Abortion Access Fact Sheet
Evidence-Based Talking Points
As obstetrician–gynecologists, we support the health, safety, and well-being of our patients by providing comprehensive medical care. This means working to ensure that all patients can access the full spectrum of maternal, sexual, and reproductive health care options, including abortion.
Abortion Is an Important Component of Comprehensive Medical Care
- Abortion is essential health care. There is a broad medical consensus that abortion is an essential part of reproductive health care.
- Abortion is a common medical intervention that improves the lives, health, and well-being of those who need it. Roughly one-quarter of women in the United States access abortion care in their lifetime.
People Need Unimpeded Access to All Medical Care, Including Abortion
- Restricting access to abortion forces some pregnant people to continue their pregnancies to delivery, leaving them to face the many health risks associated with pregnancy and childbirth. This includes the emergence of new complications associated with pregnancy and worsening of existing conditions.
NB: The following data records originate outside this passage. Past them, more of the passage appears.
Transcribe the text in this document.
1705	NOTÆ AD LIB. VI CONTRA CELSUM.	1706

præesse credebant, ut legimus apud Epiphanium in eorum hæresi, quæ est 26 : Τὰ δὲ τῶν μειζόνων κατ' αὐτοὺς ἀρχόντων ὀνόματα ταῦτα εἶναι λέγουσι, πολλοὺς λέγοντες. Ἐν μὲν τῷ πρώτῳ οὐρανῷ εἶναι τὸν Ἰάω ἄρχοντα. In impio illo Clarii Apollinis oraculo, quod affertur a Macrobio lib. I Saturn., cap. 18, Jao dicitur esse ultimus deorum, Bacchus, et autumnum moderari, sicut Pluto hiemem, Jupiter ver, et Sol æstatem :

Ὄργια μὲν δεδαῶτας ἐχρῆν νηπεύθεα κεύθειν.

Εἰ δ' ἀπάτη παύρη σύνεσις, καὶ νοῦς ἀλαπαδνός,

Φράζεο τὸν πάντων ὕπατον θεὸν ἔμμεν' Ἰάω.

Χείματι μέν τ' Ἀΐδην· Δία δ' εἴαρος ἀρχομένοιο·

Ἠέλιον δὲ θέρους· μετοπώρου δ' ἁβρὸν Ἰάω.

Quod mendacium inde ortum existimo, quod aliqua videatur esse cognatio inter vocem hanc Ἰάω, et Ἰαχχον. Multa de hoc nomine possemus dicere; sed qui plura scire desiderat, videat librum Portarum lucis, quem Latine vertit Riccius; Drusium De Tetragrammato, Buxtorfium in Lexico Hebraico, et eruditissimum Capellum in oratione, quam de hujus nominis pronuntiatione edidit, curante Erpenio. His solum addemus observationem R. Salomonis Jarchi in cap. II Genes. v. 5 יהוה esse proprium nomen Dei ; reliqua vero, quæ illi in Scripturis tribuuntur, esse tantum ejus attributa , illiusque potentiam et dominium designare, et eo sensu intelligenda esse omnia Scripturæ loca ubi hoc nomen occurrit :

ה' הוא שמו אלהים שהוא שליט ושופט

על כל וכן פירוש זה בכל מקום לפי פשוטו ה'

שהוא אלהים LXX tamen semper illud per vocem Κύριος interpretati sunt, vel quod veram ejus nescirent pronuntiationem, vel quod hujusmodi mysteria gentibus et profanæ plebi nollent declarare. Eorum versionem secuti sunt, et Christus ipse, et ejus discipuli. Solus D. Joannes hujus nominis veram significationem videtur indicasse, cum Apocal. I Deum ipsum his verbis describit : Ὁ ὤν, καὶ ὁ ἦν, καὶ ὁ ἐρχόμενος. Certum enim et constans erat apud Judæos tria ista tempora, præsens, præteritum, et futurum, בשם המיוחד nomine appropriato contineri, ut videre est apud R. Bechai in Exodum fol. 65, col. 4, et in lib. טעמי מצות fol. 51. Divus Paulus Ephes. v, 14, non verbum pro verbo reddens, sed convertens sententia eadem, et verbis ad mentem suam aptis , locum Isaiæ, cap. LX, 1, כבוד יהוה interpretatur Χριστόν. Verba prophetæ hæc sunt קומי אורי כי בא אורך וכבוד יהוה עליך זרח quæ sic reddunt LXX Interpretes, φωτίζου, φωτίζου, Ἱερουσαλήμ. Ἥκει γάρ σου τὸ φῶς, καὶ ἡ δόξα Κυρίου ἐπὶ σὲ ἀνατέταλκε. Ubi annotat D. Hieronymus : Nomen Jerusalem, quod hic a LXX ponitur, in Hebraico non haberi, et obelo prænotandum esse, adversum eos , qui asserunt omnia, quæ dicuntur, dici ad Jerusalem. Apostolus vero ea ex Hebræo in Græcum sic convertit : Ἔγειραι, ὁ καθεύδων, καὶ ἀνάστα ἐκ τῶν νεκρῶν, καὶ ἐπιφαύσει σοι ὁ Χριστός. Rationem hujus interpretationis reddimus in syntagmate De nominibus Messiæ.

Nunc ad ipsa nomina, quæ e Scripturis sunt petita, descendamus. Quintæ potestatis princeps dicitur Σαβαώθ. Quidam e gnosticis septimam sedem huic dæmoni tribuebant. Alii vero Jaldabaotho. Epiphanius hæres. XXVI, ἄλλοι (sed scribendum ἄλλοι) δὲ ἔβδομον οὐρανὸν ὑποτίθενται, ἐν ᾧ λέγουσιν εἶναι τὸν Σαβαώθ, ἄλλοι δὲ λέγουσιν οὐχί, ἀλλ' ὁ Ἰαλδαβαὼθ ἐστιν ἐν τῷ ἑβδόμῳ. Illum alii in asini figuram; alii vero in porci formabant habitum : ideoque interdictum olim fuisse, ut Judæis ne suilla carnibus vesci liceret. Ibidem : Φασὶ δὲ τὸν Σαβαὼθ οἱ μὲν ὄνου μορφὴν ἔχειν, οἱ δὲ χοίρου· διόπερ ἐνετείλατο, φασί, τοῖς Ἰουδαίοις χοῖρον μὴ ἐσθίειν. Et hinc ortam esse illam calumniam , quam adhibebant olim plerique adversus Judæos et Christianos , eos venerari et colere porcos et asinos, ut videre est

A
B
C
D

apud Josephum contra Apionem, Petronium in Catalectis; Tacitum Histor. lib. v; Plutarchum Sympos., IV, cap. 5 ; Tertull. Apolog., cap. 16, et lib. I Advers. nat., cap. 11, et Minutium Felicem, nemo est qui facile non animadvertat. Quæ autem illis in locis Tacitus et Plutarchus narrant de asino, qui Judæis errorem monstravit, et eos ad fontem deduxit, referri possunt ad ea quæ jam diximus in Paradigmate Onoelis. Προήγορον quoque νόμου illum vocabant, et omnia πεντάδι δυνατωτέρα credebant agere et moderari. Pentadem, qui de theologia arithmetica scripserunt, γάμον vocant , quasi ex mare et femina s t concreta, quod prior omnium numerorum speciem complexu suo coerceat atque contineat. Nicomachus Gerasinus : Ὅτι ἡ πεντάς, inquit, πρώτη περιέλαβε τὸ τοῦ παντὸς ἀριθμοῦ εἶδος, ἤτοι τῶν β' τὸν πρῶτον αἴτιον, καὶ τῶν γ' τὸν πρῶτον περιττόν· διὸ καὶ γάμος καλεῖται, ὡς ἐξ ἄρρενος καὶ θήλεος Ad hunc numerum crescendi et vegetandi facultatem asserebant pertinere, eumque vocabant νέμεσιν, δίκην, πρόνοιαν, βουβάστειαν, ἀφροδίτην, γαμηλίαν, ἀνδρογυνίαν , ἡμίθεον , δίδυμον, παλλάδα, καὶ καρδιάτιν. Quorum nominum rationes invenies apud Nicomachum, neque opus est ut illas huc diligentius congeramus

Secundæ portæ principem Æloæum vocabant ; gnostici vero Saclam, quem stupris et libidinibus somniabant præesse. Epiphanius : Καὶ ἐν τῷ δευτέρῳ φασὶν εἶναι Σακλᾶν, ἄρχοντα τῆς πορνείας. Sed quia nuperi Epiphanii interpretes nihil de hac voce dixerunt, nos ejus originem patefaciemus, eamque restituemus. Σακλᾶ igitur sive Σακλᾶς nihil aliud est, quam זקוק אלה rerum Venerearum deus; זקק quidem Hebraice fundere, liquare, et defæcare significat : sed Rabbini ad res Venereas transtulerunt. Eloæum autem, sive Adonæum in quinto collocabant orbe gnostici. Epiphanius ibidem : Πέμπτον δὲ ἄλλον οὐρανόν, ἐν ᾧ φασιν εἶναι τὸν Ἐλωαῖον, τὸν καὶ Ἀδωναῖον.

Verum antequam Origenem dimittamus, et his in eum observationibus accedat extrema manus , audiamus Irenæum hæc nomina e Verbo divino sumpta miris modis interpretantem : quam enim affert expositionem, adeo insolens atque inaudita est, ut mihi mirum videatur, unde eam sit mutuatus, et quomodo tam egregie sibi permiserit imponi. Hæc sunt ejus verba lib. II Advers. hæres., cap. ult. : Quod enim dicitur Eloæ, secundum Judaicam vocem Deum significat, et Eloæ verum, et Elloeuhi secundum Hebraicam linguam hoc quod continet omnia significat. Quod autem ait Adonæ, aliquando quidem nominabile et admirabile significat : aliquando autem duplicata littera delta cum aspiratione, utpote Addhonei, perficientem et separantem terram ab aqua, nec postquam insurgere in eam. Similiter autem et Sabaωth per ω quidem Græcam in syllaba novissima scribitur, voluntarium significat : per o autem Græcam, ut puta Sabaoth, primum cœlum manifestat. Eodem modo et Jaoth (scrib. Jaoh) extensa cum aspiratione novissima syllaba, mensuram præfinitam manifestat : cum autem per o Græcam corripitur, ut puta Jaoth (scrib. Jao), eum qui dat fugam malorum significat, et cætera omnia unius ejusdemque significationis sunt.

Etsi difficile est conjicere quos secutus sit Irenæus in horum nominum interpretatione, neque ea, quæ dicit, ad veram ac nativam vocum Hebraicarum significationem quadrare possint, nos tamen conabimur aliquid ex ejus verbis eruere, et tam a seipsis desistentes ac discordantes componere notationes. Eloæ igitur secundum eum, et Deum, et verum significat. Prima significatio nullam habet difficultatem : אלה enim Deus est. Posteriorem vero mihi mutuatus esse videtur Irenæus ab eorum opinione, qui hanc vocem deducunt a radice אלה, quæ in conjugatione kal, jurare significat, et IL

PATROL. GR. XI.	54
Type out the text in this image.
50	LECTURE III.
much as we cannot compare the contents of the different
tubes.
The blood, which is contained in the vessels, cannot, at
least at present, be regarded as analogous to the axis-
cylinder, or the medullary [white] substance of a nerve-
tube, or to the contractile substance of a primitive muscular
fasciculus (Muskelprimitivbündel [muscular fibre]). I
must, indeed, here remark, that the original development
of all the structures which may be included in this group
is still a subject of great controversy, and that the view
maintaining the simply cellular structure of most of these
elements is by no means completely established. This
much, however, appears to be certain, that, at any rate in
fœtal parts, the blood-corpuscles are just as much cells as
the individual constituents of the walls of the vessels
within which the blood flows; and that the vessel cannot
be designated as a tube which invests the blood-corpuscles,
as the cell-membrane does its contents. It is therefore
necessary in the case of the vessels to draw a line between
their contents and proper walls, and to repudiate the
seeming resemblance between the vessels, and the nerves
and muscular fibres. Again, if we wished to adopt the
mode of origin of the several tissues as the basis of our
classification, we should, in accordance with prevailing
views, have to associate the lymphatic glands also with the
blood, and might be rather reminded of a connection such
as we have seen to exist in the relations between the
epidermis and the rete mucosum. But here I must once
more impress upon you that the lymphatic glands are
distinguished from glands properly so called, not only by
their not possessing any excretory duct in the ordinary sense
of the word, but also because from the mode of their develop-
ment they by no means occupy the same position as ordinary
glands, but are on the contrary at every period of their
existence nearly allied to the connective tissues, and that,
- Barriers to abortion exacerbate existing societal disparities. Barriers limiting abortion access most profoundly affect communities that already face health care and social inequities. For example, Black women face a maternal mortality rate that is three times higher than that of white women. Limiting access to abortion forces people to carry pregnancies to term and face these risks.
- Risk of complication increases with waiting periods. Abortion care is among the safest medical interventions, but the associated rate of complications increases as the pregnancy progresses. Laws requiring waiting periods, multiple visits, and other barriers to accessing abortion in a timely manner increase risk and threaten patient safety. The risk of death associated with abortion increases from 0.3 out of every 100,000 abortions at or before eight weeks to 6.7 out of 100,000 abortions at 18 weeks or later.
- Access to safe, legal abortion helps patients feel comfortable and supported. Clinicians and patients can work together to determine what is right based on individual circumstances, values, needs, and preferences.
- Lack of abortion access has a significant impact on mental health. Evidence suggests that people are more likely to experience psychological issues, including depression and anxiety, when denied an abortion. One recent study also shows that nearly all people who have an abortion report that it was the right decision for them five years later.
While People May Have Differing Views About Abortion, Those Views Must Not Interfere with the Relationship Between People and Their Doctors
- Restrictive laws criminalize physicians’ duty of care. Restrictive laws on abortion place physicians in an ethical dilemma of choosing between their obligation to provide the best available medical care and substantial legal (sometimes criminal) penalties.
- Medical decisions are personal. Like all medical matters, decisions regarding abortion should be made only by patients in consultation with their physicians and health care professionals.
- Barriers violate long-established medical ethics. Abortion bans and other restrictions violate long-established and widely accepted medical ethical principles of beneficence, nonmaleficence, and respect for patient autonomy.
Abortion Is Safe
- Abortion is a safe medical intervention. The vast majority of abortions are safely performed in outpatient nonhospital settings. The risk of maternal death associated with childbirth is approximately 14 times higher than the risk associated with abortion.
- Complication rates from abortion are extremely low. Only about 2% of women who undergo abortion experience a complication associated with the abortion, and most complications are minor and easily treatable with follow-up procedures or antibiotics.
- Abortion is safer than many common medical procedures. The risk of complication or mortality from abortion is less than the same risk from common procedures like wisdom tooth removal, cancer-screening colonoscopy, and plastic surgery.